Members of the Alpha All Stars are Winston 'Sparrow' Martin - drums; Lance Smith - trumpet, Channeil Christian - trumpet; Travis Wedderburn - trombone; Luke Thomas - bass; Mr Robinson - keyboard; and Kimroy Bonfield - alto; while Daniel Richards, Christopher Wright, Raheem Austin, Keith Senior, Renardo Reid, Jordan Beckford, Andrew Martin, Winston Brown, and Chevaughn Harriot comprised the Alpha Boys' Band.


An exponent of jazz and music in general, as well as a prolific music writer, Drummond's big hits also included Scrap Iron, Occupation (Ring of Fire), Eastern Standard Time, Far East and Green Island.

Drummond's genius was only foreshadowed by his brittle mental state. In January 1965, he stabbed and killed his live-in girlfriend, Anita 'Marguerita' Mahfood, a rhumba dancer.
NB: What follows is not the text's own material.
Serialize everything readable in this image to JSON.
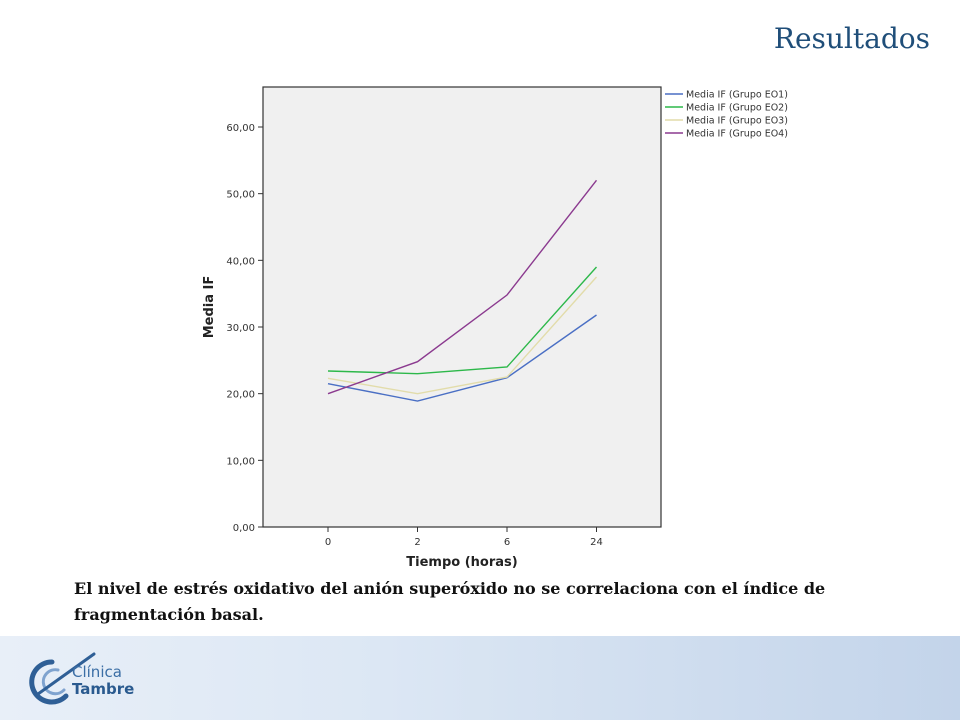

He was later convicted in a case that involved Justice Louis B. Fox, (later judge of appeal), Crown Counsel Churchill Raymond (later Supreme Court Judge), and Anthony Spaulding (later QC and minister of housing in the 1972 Michael Manley-led administration) and P.J. Patterson (later QC and prime minister of Jamaica), both Drummond's attorneys. He was nevertheless found criminally insane and remanded to the Bellevue Asylum, where he went to meet his God in 1969, aged 37.

Order of Jamaica

Congrats to Prof Joseph Frederick, who was awarded the nation's fourth-highest honour for distinguished service to the Faculty of Medical Sciences, University of the West Indies and the University Hospital. Professor Frederick was named to receive the Order of Jamaica on Independence Day and will receive his award at a ceremony to be held at King's House in October. Dr Frederick delivered three of my wife's babies.